Et Maro qui était resté immobile, qui avait gardé bouche close. Aucune parole de réconfort, aucune condamnation quant à ce meurtre ignominieux. Et Modron qui ne se réveillait pas, ses cicatrices qui ne guérissaient pas, sa vie qui ne revenait pas. Son corps devenait de plus en plus froid et ses jolies lèvres roses bleuissaient. Nar désespérait, se berçait dans ses propres bras en quête d’une protection qui ne venait pas. La voix de son fils, Elcmar, transperça son cœur lorsqu’il mit des mots sur ce qu’elle refusait encore un peu d’admettre.
— Tu es en accord avec ce geste. N’est-ce pas, père ? Tu as absorbé son âme, c’est pour cette raison que Modron ne se réveille pas. Tu avais tout prévu ?!
— Toujours prompt à diffamer, mais pas à réfléchir, accusa Maro en tapant le sol de son bâton.
— Toujours à me prendre pour un nodocéphale, mais incapable d’assumer ses fautes, rétorqua le premier fils né avec hargne.
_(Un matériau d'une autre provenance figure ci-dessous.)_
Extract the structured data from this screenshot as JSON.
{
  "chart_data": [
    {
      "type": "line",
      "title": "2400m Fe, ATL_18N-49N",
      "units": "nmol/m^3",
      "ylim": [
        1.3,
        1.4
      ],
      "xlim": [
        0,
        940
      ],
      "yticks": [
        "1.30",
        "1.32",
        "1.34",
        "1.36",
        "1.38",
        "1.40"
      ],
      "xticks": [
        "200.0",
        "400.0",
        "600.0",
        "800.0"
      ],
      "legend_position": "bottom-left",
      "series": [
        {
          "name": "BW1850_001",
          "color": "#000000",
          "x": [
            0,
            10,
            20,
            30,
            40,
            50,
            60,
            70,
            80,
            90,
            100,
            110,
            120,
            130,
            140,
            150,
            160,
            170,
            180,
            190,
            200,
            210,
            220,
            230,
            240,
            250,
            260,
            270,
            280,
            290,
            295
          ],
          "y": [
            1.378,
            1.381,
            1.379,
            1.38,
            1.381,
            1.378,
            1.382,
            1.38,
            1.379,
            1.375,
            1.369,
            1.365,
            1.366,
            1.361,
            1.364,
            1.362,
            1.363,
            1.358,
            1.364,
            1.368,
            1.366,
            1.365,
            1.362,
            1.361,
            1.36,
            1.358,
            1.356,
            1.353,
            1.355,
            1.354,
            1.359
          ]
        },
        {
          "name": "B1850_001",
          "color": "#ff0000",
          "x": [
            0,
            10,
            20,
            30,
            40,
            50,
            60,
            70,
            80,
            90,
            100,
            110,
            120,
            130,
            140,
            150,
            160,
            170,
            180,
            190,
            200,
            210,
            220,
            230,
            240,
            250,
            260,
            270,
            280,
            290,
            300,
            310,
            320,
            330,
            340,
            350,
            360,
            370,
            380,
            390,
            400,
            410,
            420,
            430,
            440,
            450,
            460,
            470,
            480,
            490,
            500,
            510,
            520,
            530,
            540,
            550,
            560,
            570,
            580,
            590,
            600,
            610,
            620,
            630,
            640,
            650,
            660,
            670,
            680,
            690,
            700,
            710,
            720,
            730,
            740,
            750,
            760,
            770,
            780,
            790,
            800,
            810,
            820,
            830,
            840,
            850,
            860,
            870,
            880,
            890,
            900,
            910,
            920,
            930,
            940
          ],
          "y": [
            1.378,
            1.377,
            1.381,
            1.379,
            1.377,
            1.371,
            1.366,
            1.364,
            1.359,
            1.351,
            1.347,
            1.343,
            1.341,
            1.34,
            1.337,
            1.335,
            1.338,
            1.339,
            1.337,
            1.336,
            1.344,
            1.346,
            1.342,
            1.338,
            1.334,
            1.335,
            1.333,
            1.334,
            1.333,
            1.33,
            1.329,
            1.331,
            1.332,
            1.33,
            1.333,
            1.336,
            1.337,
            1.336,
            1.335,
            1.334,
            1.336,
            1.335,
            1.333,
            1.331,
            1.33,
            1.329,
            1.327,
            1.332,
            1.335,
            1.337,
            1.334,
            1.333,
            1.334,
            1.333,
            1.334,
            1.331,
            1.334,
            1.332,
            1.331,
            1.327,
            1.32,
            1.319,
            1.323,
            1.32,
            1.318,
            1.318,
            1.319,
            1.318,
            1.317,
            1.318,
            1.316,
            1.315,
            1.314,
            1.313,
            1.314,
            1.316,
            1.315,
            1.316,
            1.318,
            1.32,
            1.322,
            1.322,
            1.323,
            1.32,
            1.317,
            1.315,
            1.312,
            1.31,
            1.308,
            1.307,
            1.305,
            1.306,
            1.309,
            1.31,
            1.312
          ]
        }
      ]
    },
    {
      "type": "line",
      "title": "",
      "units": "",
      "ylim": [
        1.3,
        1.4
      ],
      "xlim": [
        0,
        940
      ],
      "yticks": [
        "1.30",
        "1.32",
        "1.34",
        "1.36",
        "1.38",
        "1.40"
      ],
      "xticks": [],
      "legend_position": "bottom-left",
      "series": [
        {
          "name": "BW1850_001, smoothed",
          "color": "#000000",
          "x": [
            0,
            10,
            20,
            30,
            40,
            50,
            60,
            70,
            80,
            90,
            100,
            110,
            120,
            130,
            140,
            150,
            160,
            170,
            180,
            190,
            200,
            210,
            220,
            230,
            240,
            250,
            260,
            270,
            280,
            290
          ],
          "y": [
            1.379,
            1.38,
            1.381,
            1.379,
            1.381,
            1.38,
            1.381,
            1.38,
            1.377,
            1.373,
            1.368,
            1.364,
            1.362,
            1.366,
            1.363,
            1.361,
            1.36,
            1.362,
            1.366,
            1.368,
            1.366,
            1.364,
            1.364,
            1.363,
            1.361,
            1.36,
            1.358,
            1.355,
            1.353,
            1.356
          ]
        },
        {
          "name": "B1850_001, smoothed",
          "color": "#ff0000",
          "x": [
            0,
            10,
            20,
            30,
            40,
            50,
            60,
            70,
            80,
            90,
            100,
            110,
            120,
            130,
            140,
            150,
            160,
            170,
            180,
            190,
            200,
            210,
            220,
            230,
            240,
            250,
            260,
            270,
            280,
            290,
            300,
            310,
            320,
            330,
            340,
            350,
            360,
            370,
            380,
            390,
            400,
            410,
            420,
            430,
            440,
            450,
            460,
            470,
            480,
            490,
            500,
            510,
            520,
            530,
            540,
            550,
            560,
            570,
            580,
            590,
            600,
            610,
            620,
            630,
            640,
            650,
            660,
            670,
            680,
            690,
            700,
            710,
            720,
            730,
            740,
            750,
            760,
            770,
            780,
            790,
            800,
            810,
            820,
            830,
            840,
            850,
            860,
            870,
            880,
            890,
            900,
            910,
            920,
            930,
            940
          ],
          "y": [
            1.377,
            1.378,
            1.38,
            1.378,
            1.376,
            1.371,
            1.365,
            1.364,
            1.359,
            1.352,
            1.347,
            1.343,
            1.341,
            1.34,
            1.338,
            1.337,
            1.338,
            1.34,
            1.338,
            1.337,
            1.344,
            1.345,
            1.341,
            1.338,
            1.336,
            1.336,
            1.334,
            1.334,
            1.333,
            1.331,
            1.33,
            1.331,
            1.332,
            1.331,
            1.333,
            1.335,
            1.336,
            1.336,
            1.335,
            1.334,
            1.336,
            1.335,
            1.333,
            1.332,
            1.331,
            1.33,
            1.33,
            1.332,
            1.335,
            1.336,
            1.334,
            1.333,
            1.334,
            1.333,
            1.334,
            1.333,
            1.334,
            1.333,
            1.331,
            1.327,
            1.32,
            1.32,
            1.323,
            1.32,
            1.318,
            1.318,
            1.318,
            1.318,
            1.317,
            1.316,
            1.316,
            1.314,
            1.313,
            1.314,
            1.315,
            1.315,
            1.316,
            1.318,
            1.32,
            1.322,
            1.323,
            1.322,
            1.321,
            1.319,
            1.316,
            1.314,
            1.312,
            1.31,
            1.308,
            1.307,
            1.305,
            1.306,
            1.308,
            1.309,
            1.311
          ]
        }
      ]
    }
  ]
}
Modron a lâchement été assassiné et toi, tu t’empares de son âme sans l’avouer à qui que ce soit, sans le confesser à mère. Et maintenant que nous sommes devant ce corps, tu ne réagis pas, tu ne dis rien. Tu ne la pleures pas ! Sa mort ne te fait rien et tu oses nous reprocher d’avoir quelques soupçons à ton égard.
Les narines de Maro frémirent sous une colère visiblement contenue.
— Je suis le sorcier-fauch…
— Te cacher derrière ton statut ne te sortira pas de cette situation, cher époux. Pas cette fois, tança Nar d’une voix éteinte et pourtant dangereuse. Savais-tu que c’était l’âme de notre fille que tu accueillais ?
— Oui…
La gifle fut violente, soudaine et coupa la lèvre inférieure de Maro qui resta immobile, insensible à toute douleur.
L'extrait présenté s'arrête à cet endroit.